Wir dürfen das Kind in seiner Würde wahrnehmen
Zweimal braucht unser Bibelabschnitt den Ausdruck: "Sohn Gottes". Wenn wir uns still und wachsam diesem Bild aussetzen, dann mag uns mehr und mehr bewusst werden, was dieses Bild eigentlich beinhaltet:

Ein Sohn trägt etwas von seinem Vater in sich, das er nicht verleugnen kann, selbst wenn er es wollte. Das Bild des Vaters in seinem Kind ist etwas anderes als ein photographisches Bild. Der Sohn ist nicht nur Abbild oder Spiegelbild, sondern ein Stück Wirklichkeit des Vaters. In dieser Weise hat Gott uns nach seinem Bilde als seine Kinder geschaffen, wir tragen das Bild nicht nur als Spiegel, sondern als Wirklichkeit in uns, im Grund unserer Seele. Wenn wir in diesen Tagen in die Kerzen und auf das Kind in der Krippe schauen, dann mögen wir auch nach innen schauen - bis wir etwas von diesem Kinde wahrnehmen, das in uns - das heißt: in unserem konkreten menschlichen Dasein - Gestalt annehmen will. Auch dieses "Kind in uns" trägt die Wirklichkeit und die Würde seines himmlischen Vaters in sich.
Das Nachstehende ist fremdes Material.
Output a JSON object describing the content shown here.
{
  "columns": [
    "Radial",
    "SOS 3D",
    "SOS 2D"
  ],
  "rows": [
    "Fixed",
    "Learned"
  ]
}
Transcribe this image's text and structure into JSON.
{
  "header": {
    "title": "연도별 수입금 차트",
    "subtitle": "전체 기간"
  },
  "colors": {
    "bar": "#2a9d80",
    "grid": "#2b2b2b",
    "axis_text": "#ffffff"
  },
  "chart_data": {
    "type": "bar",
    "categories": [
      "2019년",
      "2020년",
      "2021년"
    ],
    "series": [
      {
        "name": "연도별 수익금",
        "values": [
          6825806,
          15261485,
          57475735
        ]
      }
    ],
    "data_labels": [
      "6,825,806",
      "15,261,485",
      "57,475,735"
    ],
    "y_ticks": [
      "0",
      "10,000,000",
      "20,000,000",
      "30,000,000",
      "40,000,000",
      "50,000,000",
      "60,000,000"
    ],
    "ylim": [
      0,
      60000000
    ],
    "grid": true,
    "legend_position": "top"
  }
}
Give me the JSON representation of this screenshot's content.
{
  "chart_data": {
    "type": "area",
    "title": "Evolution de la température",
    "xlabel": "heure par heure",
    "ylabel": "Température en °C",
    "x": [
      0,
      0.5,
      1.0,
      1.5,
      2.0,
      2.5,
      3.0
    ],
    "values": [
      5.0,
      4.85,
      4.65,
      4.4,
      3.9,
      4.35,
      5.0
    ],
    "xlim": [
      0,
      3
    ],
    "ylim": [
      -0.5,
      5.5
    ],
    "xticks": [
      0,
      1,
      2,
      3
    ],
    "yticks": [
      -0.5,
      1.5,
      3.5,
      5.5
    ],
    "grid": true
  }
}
Davor kann ich nur still verweilen...


Wir müssen dieses Kind in seiner Menschlichkeit annehmen
"Der war ein Mensch mit menschlichem Wesen, von menschlicher Abkunft"(V.3), sagten die ersten Christen. So wichtig war ihnen das, dass sie es in ihr Glaubensbekenntnis aufnahmen. Was hindert uns wohl am meisten, dieses göttliche Kind in uns wahrzunehmen und es leben zu lassen? Ist es nicht oft seine Menschlichkeit, die uns davor zurückschrecken lässt, an seine Göttlichkeit zu glauben? Da zieht mich etwa ein innerer Impuls dahin, mir endlich einmal Zeit für mich selbst, mir wieder einmal Zeit für Gott, für den Gottesdienst und für das Beten zu nehmen. So macht sich das "Kind" bemerkbar. Und dann weiß eine andere Stimme in mir, dass ich doch jetzt ganz anderes zu tun hätte, dass das doch alles nur sentimentale Träumereien seien. Und weil ich nicht sentimental sein will, unterdrücke ich diese Wünsche radikal. Und ich merke gar nicht, dass ich mit dem Ablehnen der unguten Sentimentalität auch meine echten, guten Gefühle mit abtöte! Mehr: dass ich damit auch dem göttlichen Kind in mir den Lebensnerv abschneide. Das "Kind" hat auch in mir "menschliche Gestalt", es bleibt auch als "Kind in mir" an meinen Charakter, an meine Begrenzungen, ja, an meine Verwundungen gebunden. Das darf mich jedoch niemals hindern, dieses "Kind" behutsam zu hüten, wie Maria ihr Kind behutsam "in Windeln hüllte und in eine Krippe legte". Das Kind hat immer menschliche Gestalt.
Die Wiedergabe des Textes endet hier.